The Quinn consulting firm have occupied one of the most prestigious, influential insider positions in S.C. Republican politics, earning millions of dollars as campaign advisers for some of the state’s most prominent politicians.

Those politicians include Gov. Henry McMaster, R-Richland; state Attorney General Alan Wilson, R-Lexington; U.S. Rep. Joe Wilson, R-Lexington, and the father of the attorney general; U.S. Sen, Lindsey Graham, R-Seneca; state Secretary of Education Molly Spearman, R-Saluda; state Senate President Pro Tempore Hugh Leatherman, R-Florence, also head of the powerful Senate Finance Committee; and Senate Judiciary Committee chairman Luke Rankin, R-Horry.

The Quinn firm also helped elect Columbia mayor Steve Benjamin, a Democrat.

The firm’s business clients have included some of the state’s largest public and private institutions – the University of South Carolina, Cayce-based SCANA, ATT, the Palmetto Health hospital system, BlueCross BlueShield of South Carolina, the State Ports Authority and others.

As part of the plea deal, Rep. Quinn resigned from office and agreed to cooperate with Pascoe’s ongoing probe of political corruption at the S.C. State House.

Since his indictment earlier this year, Rick Quinn repeatedly had said he was innocent and being hounded by a prosecutor’s “witch hunt.”

Pascoe’s investigation into public corruption at the State House is more than three years old.

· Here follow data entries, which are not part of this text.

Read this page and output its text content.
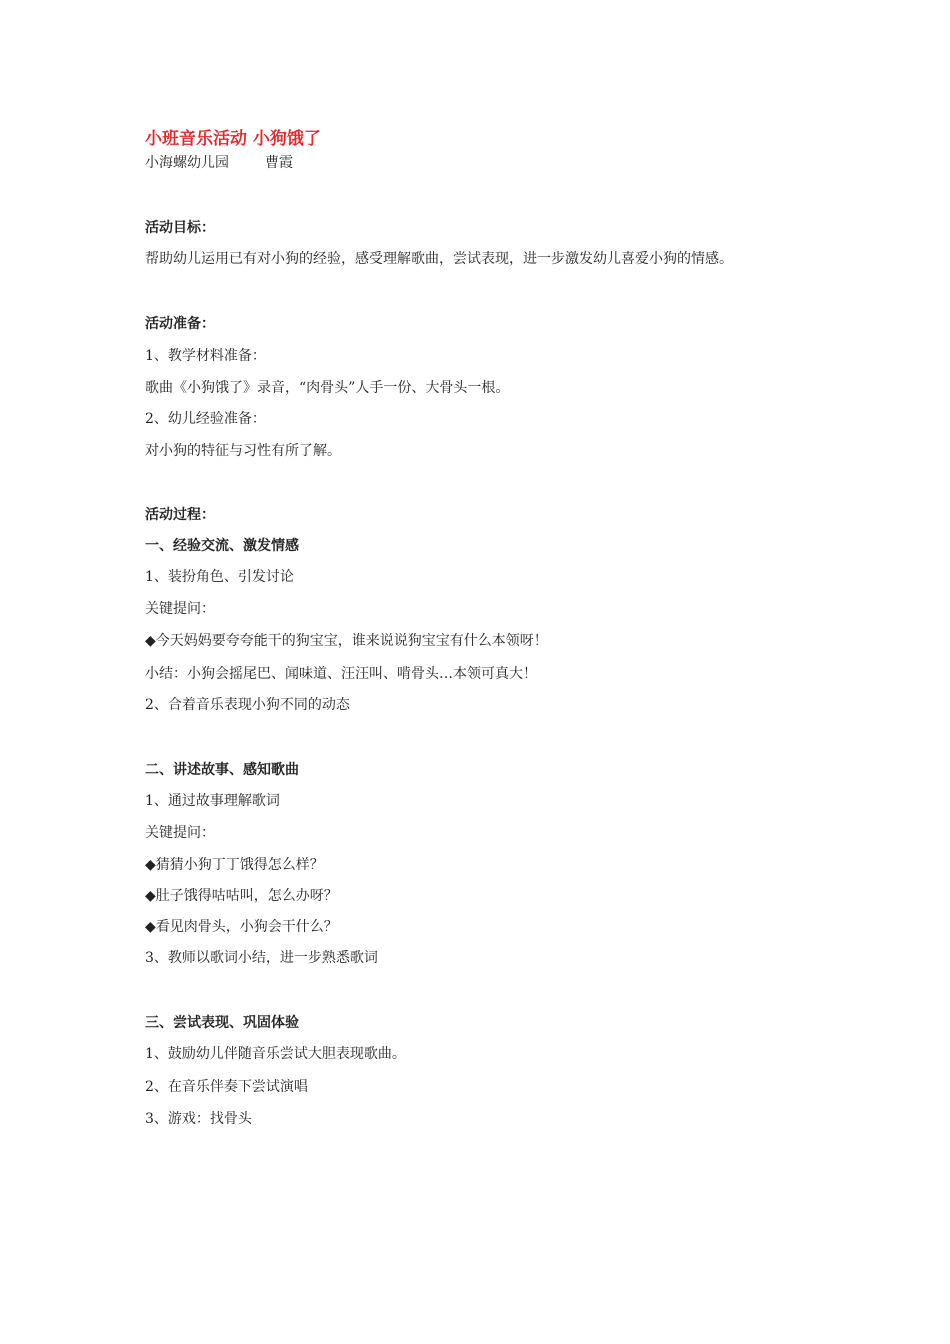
小班音乐活动 小狗饿了
小海螺幼儿园	曹霞
活动目标：
帮助幼儿运用已有对小狗的经验，感受理解歌曲，尝试表现，进一步激发幼儿喜爱小狗的情感。
活动准备：
1、教学材料准备：
歌曲《小狗饿了》录音，“肉骨头”人手一份、大骨头一根。
2、幼儿经验准备：
对小狗的特征与习性有所了解。
活动过程：
一、经验交流、激发情感
1、装扮角色、引发讨论
关键提问：
◆今天妈妈要夸夸能干的狗宝宝，谁来说说狗宝宝有什么本领呀！
小结：小狗会摇尾巴、闻味道、汪汪叫、啃骨头…本领可真大！
2、合着音乐表现小狗不同的动态
二、讲述故事、感知歌曲
1、通过故事理解歌词
关键提问：
◆猜猜小狗丁丁饿得怎么样？
◆肚子饿得咕咕叫，怎么办呀？
◆看见肉骨头，小狗会干什么？
3、教师以歌词小结，进一步熟悉歌词
三、尝试表现、巩固体验
1、鼓励幼儿伴随音乐尝试大胆表现歌曲。
2、在音乐伴奏下尝试演唱
3、游戏：找骨头
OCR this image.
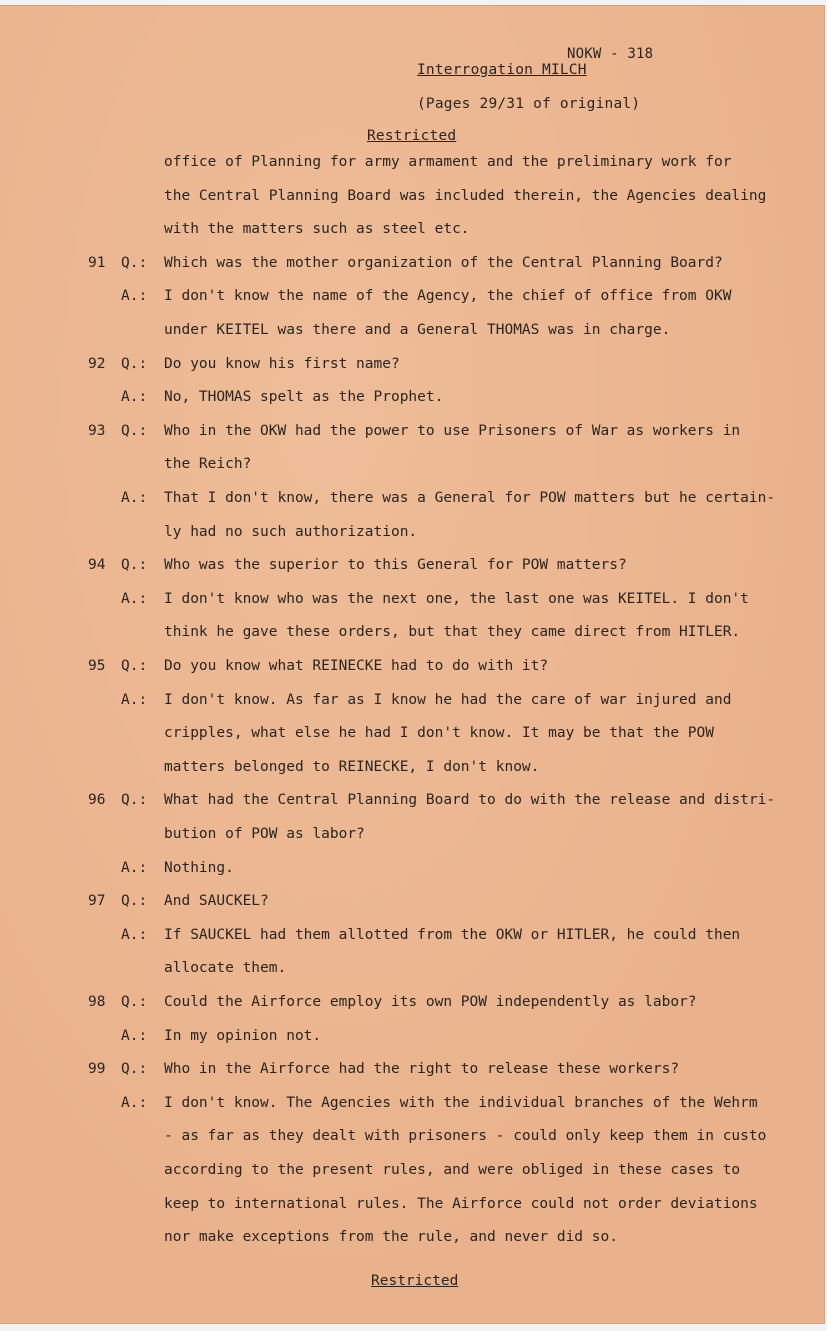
NOKW - 318
Interrogation MILCH
(Pages 29/31 of original)
Restricted
office of Planning for army armament and the preliminary work for
the Central Planning Board was included therein, the Agencies dealing
with the matters such as steel etc.
91 Q.: Which was the mother organization of the Central Planning Board?
A.: I don't know the name of the Agency, the chief of office from OKW
under KEITEL was there and a General THOMAS was in charge.
92 Q.: Do you know his first name?
A.: No, THOMAS spelt as the Prophet.
93 Q.: Who in the OKW had the power to use Prisoners of War as workers in
the Reich?
A.: That I don't know, there was a General for POW matters but he certain-
ly had no such authorization.
94 Q.: Who was the superior to this General for POW matters?
A.: I don't know who was the next one, the last one was KEITEL. I don't
think he gave these orders, but that they came direct from HITLER.
95 Q.: Do you know what REINECKE had to do with it?
A.: I don't know. As far as I know he had the care of war injured and
cripples, what else he had I don't know. It may be that the POW
matters belonged to REINECKE, I don't know.
96 Q.: What had the Central Planning Board to do with the release and distri-
bution of POW as labor?
A.: Nothing.
97 Q.: And SAUCKEL?
A.: If SAUCKEL had them allotted from the OKW or HITLER, he could then
allocate them.
98 Q.: Could the Airforce employ its own POW independently as labor?
A.: In my opinion not.
99 Q.: Who in the Airforce had the right to release these workers?
A.: I don't know. The Agencies with the individual branches of the Wehrm
- as far as they dealt with prisoners - could only keep them in custo
according to the present rules, and were obliged in these cases to
keep to international rules. The Airforce could not order deviations
nor make exceptions from the rule, and never did so.
Restricted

It has been marked by repeated attempts to limit or stop the investigation or kick Pascoe off the case.

Since getting former House Speaker Bobby Harrell, R-Charleston, to plead guilty to misusing campaign money in October 2014, Pascoe has indicted six more people.

▪ One, former state Rep. Jim Merrill, R-Berkeley, has pleaded guilty to misconduct charges and is cooperating with Pascoe.

▪ A trial for state Sen. John Courson, R-Richland, accused of misconduct in office, has been set for Feb. 26.

▪ Two other former GOP legislators, Tracy Edge of Myrtle Beach and Jim Harrison of Columbia, and political consultant Richard Quinn are awaiting trial on various charges.